The Alien run consisted of four issues, each with a part of a long story, “Utopia,” as well as two short pieces. They all have different writers and artists, but the same letterer (Clayton Cowles), which actually provides a lot more of a sense of continuity than you’d expect. I would have even appreciated cover pages for each of the individual stories because it’s easy to miss where one ends and another is getting started.

The large format makes covers and full-page spreads into poster-size art that you just want to enjoy. I’ve commented before on the cheaper reprints in the Marvel Masterworks and DC compact comics lines and how hard they can be to read, and it’s a real treat to read a big book like this that looks so good throughout. I especially liked the chonky stylized turn that Claire Roe gives her story, with illustrations that look almost like woodcuts.

If you want one word to describe the general sensibility I’d say it’s bleak. And that’s saying something considering these are Alien comics. There are no happy endings, and most of the stories are very unhappy in brutal and ironic ways. Even “Utopia,” about a ship full of socialists looking to colonize a new planet as a worker’s paradise, took a dark turn I found surprising. Mankind is clearly something to be surpassed. The final line in the book is “Any chance to eradicate humanity’s ugliness is beautiful.” That gives you some idea of where you’re going.

Graphicalex

Holmes: Sherlock Holmes and the Christmas Demon

If you’re fan of pastiche Holmes then you probably know the name of James Lovegrove for his Cthulhu Casebooks, a series of novels pitting Holmes against Lovecraftian monsters.

Sherlock Holmes and the Christmas Demon is something a little more mainstream. At first blush it might seem like we’re still in supernatural territory though. A damsel in distress named Eve Allerthorpe comes to London to see if Holmes can help her solve the mystery of an evil spirit of Yorkshire folklore known as the Black Thurrick (don’t bother looking the name up, it’s Lovegrove’s invention). This Black Thurrick creature has a reputation for stealing children at Christmas from families who don’t offer him the traditional offering of milk and cookies, leaving a bundle of birch twigs behind.

Intrigued, Holmes and Watson set out for the Allerthorpe family castle, a spooky place with the delightful name of Fellscar Keep that sits out in the middle of a lake. There they meet the extended Allerthorpe family as well as some of the household staff, and have some Scooby-Doo adventures involving possible ghosts and things that go bump or even scream in the night. Holmes isn’t buying the legend of the Black Thurrick for a minute though (he even dismisses Christmas itself as “fatuous and tawdry”), and is more interested in the fact that Eve is due to come into a significant inheritance on Christmas Day, but only if she is found to be of sound mind.
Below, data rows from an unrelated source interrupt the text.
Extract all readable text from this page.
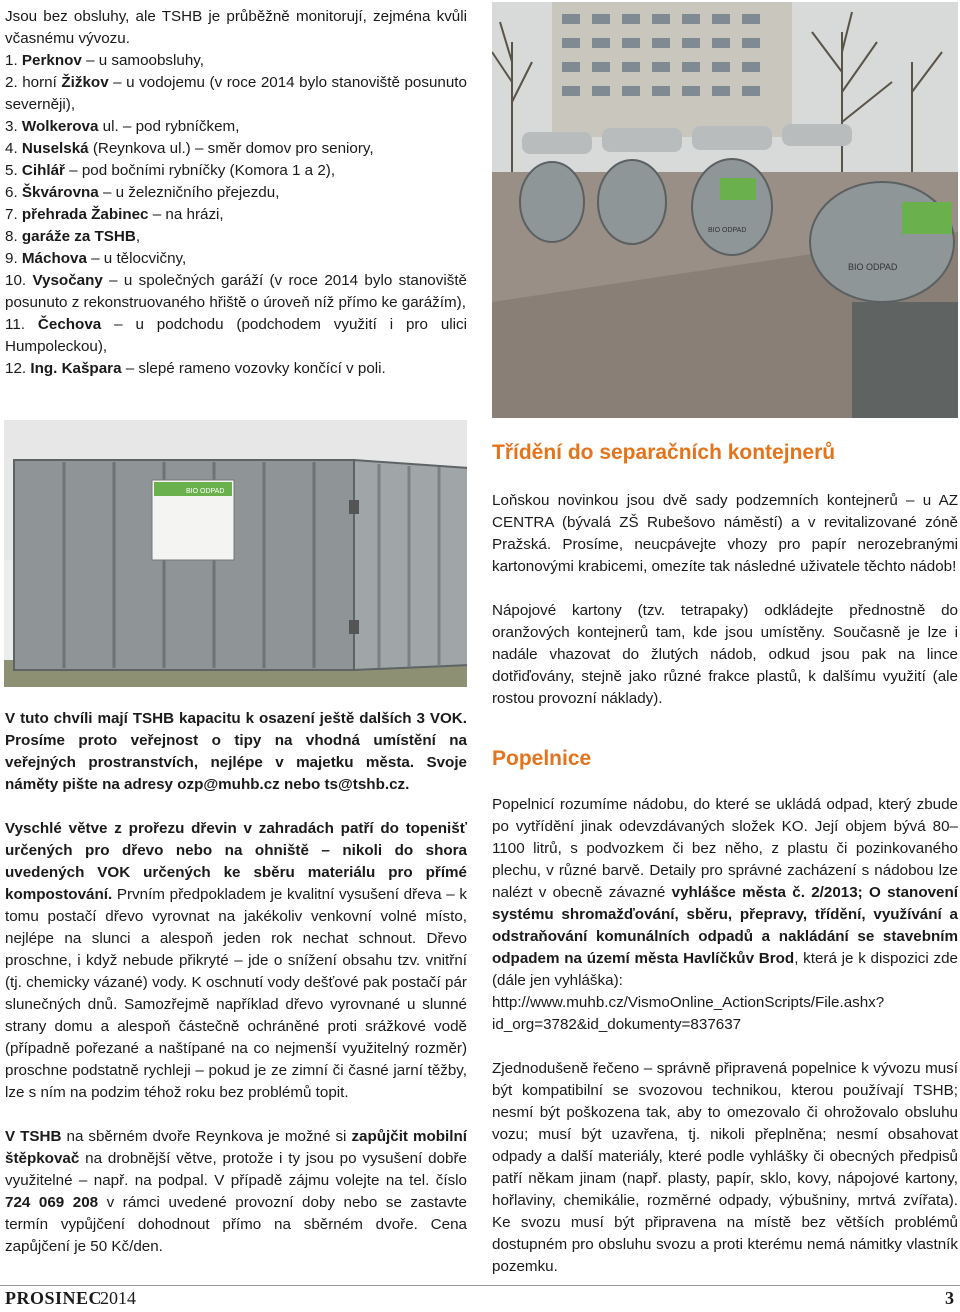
Jsou bez obsluhy, ale TSHB je průběžně monitorují, zejména kvůli včasnému vývozu.

1. Perknov – u samoobsluhy,

2. horní Žižkov – u vodojemu (v roce 2014 bylo stanoviště posunuto severněji),

3. Wolkerova ul. – pod rybníčkem,

4. Nuselská (Reynkova ul.) – směr domov pro seniory,

5. Cihlář – pod bočními rybníčky (Komora 1 a 2),

6. Škvárovna – u železničního přejezdu,

7. přehrada Žabinec – na hrázi,

8. garáže za TSHB,

9. Máchova – u tělocvičny,

10. Vysočany – u společných garáží (v roce 2014 bylo stanoviště posunuto z rekonstruovaného hřiště o úroveň níž přímo ke garážím),

11. Čechova – u podchodu (podchodem využití i pro ulici Humpoleckou),

12. Ing. Kašpara – slepé rameno vozovky končící v poli.

BIO ODPAD
BIO ODPAD
BIO ODPAD
Třídění do separačních kontejnerů

Loňskou novinkou jsou dvě sady podzemních kontejnerů – u AZ CENTRA (bývalá ZŠ Rubešovo náměstí) a v revitalizované zóně Pražská. Prosíme, neucpávejte vhozy pro papír nerozebranými kartonovými krabicemi, omezíte tak následné uživatele těchto nádob!

Nápojové kartony (tzv. tetrapaky) odkládejte přednostně do oranžových kontejnerů tam, kde jsou umístěny. Současně je lze i nadále vhazovat do žlutých nádob, odkud jsou pak na lince dotřiďovány, stejně jako různé frakce plastů, k dalšímu využití (ale rostou provozní náklady).

Popelnice

Popelnicí rozumíme nádobu, do které se ukládá odpad, který zbude po vytřídění jinak odevzdávaných složek KO. Její objem bývá 80–1100 litrů, s podvozkem či bez něho, z plastu či pozinkovaného plechu, v různé barvě. Detaily pro správné zacházení s nádobou lze nalézt v obecně závazné vyhlášce města č. 2/2013; O stanovení systému shromažďování, sběru, přepravy, třídění, využívání a odstraňování komunálních odpadů a nakládání se stavebním odpadem na území města Havlíčkův Brod, která je k dispozici zde (dále jen vyhláška):

http://www.muhb.cz/VismoOnline_ActionScripts/File.ashx?

id_org=3782&id_dokumenty=837637

Zjednodušeně řečeno – správně připravená popelnice k vývozu musí být kompatibilní se svozovou technikou, kterou používají TSHB; nesmí být poškozena tak, aby to omezovalo či ohrožovalo obsluhu vozu; musí být uzavřena, tj. nikoli přeplněna; nesmí obsahovat odpady a další materiály, které podle vyhlášky či obecných předpisů patří někam jinam (např. plasty, papír, sklo, kovy, nápojové kartony, hořlaviny, chemikálie, rozměrné odpady, výbušniny, mrtvá zvířata). Ke svozu musí být připravena na místě bez větších problémů dostupném pro obsluhu svozu a proti kterému nemá námitky vlastník pozemku.

V tuto chvíli mají TSHB kapacitu k osazení ještě dalších 3 VOK. Prosíme proto veřejnost o tipy na vhodná umístění na veřejných prostranstvích, nejlépe v majetku města. Svoje náměty pište na adresy ozp@muhb.cz nebo ts@tshb.cz.

Vyschlé větve z prořezu dřevin v zahradách patří do topenišť určených pro dřevo nebo na ohniště – nikoli do shora uvedených VOK určených ke sběru materiálu pro přímé kompostování. Prvním předpokladem je kvalitní vysušení dřeva – k tomu postačí dřevo vyrovnat na jakékoliv venkovní volné místo, nejlépe na slunci a alespoň jeden rok nechat schnout. Dřevo proschne, i když nebude přikryté – jde o snížení obsahu tzv. vnitřní (tj. chemicky vázané) vody. K oschnutí vody dešťové pak postačí pár slunečných dnů. Samozřejmě například dřevo vyrovnané u slunné strany domu a alespoň částečně ochráněné proti srážkové vodě (případně pořezané a naštípané na co nejmenší využitelný rozměr) proschne podstatně rychleji – pokud je ze zimní či časné jarní těžby, lze s ním na podzim téhož roku bez problémů topit.

V TSHB na sběrném dvoře Reynkova je možné si zapůjčit mobilní štěpkovač na drobnější větve, protože i ty jsou po vysušení dobře využitelné – např. na podpal. V případě zájmu volejte na tel. číslo 724 069 208 v rámci uvedené provozní doby nebo se zastavte termín vypůjčení dohodnout přímo na sběrném dvoře. Cena zapůjčení je 50 Kč/den.

PROSINEC
2014	3
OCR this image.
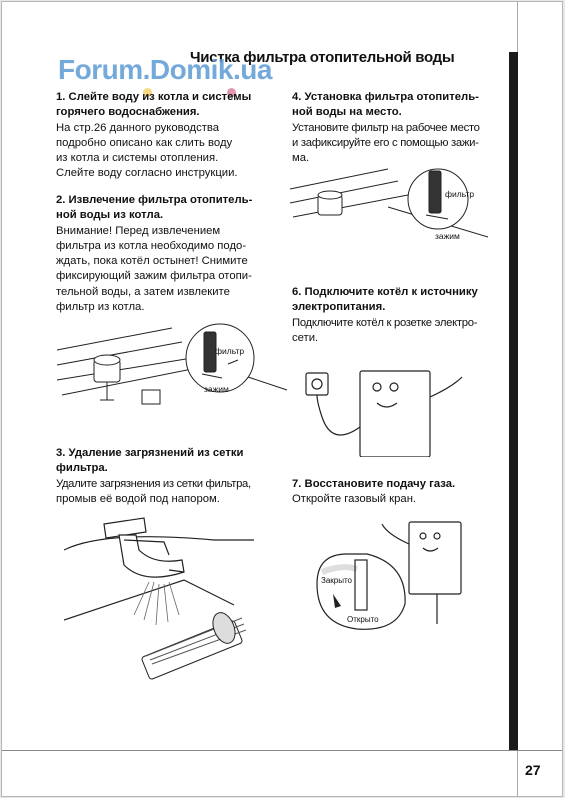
27
Чистка фильтра отопительной воды
Forum.Domik.ua

1. Слейте воду из котла и системы

горячего водоснабжения.

На стр.26 данного руководства

подробно описано как слить воду

из котла и системы отопления.

Слейте воду согласно инструкции.

2. Извлечение фильтра отопитель-

ной воды из котла.

Внимание! Перед извлечением

фильтра из котла необходимо подо-

ждать, пока котёл остынет! Снимите

фиксирующий зажим фильтра отопи-

тельной воды, а затем извлеките

фильтр из котла.

3. Удаление загрязнений из сетки

фильтра.

Удалите загрязнения из сетки фильтра,

промыв её водой под напором.

4. Установка фильтра отопитель-

ной воды на место.

Установите фильтр на рабочее место

и зафиксируйте его с помощью зажи-

ма.

6. Подключите котёл к источнику

электропитания.

Подключите котёл к розетке электро-

сети.

7. Восстановите подачу газа.

Откройте газовый кран.

фильтр
зажим
фильтр
зажим
Закрыто
Открыто
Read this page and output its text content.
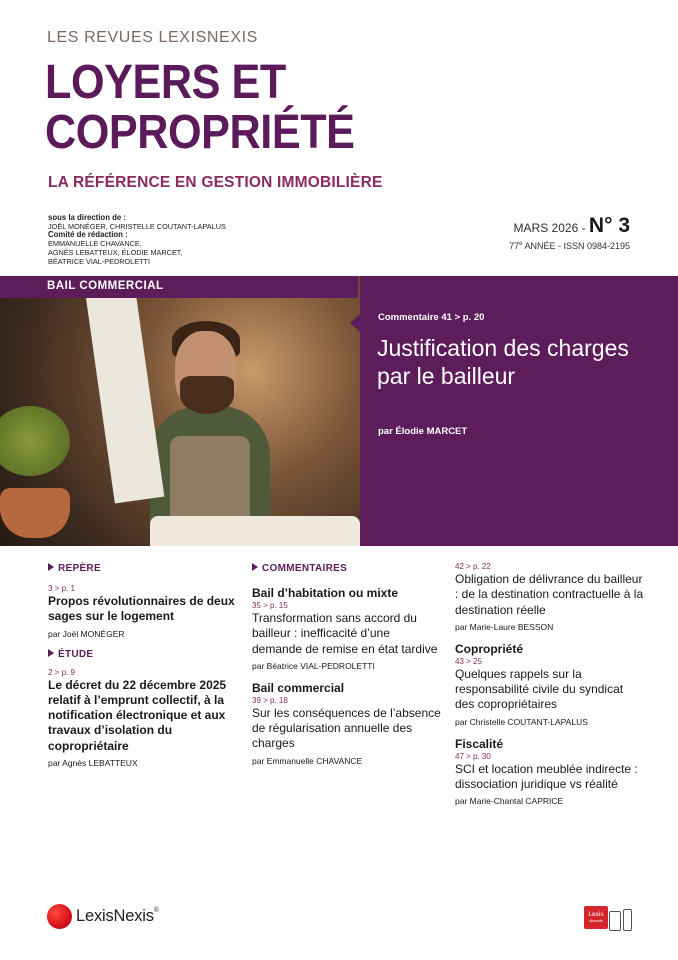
LES REVUES LEXISNEXIS
LOYERS ET
COPROPRIÉTÉ
LA RÉFÉRENCE EN GESTION IMMOBILIÈRE
sous la direction de :
JOËL MONÉGER, CHRISTELLE COUTANT-LAPALUS
Comité de rédaction :
EMMANUELLE CHAVANCE,
AGNÈS LEBATTEUX, ÉLODIE MARCET,
BÉATRICE VIAL-PEDROLETTI
MARS 2026 - N° 3
77e ANNÉE - ISSN 0984-2195
BAIL COMMERCIAL
Commentaire 41 > p. 20
Justification des charges par le bailleur
par Élodie MARCET
REPÈRE
3 > p. 1
Propos révolutionnaires de deux sages sur le logement
par Joël MONÉGER
ÉTUDE
2 > p. 9
Le décret du 22 décembre 2025 relatif à l’emprunt collectif, à la notification électronique et aux travaux d’isolation du copropriétaire
par Agnès LEBATTEUX
COMMENTAIRES
Bail d’habitation ou mixte
35 > p. 15
Transformation sans accord du bailleur : inefficacité d’une demande de remise en état tardive
par Béatrice VIAL-PEDROLETTI
Bail commercial
39 > p. 18
Sur les conséquences de l’absence de régularisation annuelle des charges
par Emmanuelle CHAVANCE
42 > p. 22
Obligation de délivrance du bailleur : de la destination contractuelle à la destination réelle
par Marie-Laure BESSON
Copropriété
43 > 25
Quelques rappels sur la responsabilité civile du syndicat des copropriétaires
par Christelle COUTANT-LAPALUS
Fiscalité
47 > p. 30
SCI et location meublée indirecte : dissociation juridique vs réalité
par Marie-Chantal CAPRICE
LexisNexis®
Lexis
Abonnés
(As an aside, and still on the matter of sound minds, the novel is set in 1890 and at one point Eve refers to her deceased mother as having been “anxious and neurotic.” The term “neurotic” was popularized only in the 1940s, and according to what I could find online its first use in English, at least to describe an individual, was in 1896.)

As with a lot of contemporary Holmes pastiches the action and setting here are highly cinematic, as is the story’s structure. The mystery is also resolved in a manner that doesn’t play fair with the reader (Holmes, as he often does, disappears to do his own investigations when necessary), while the conclusion, with everyone gathered in the drawing room to hear Holmes’s explanation, includes a truly ridiculous character turn. That said, there’s fun to be had and we’re sent off with a Watson family Christmas vignette that indulges a bit of that holiday spirit. Holmes isn’t such a Grinch after all.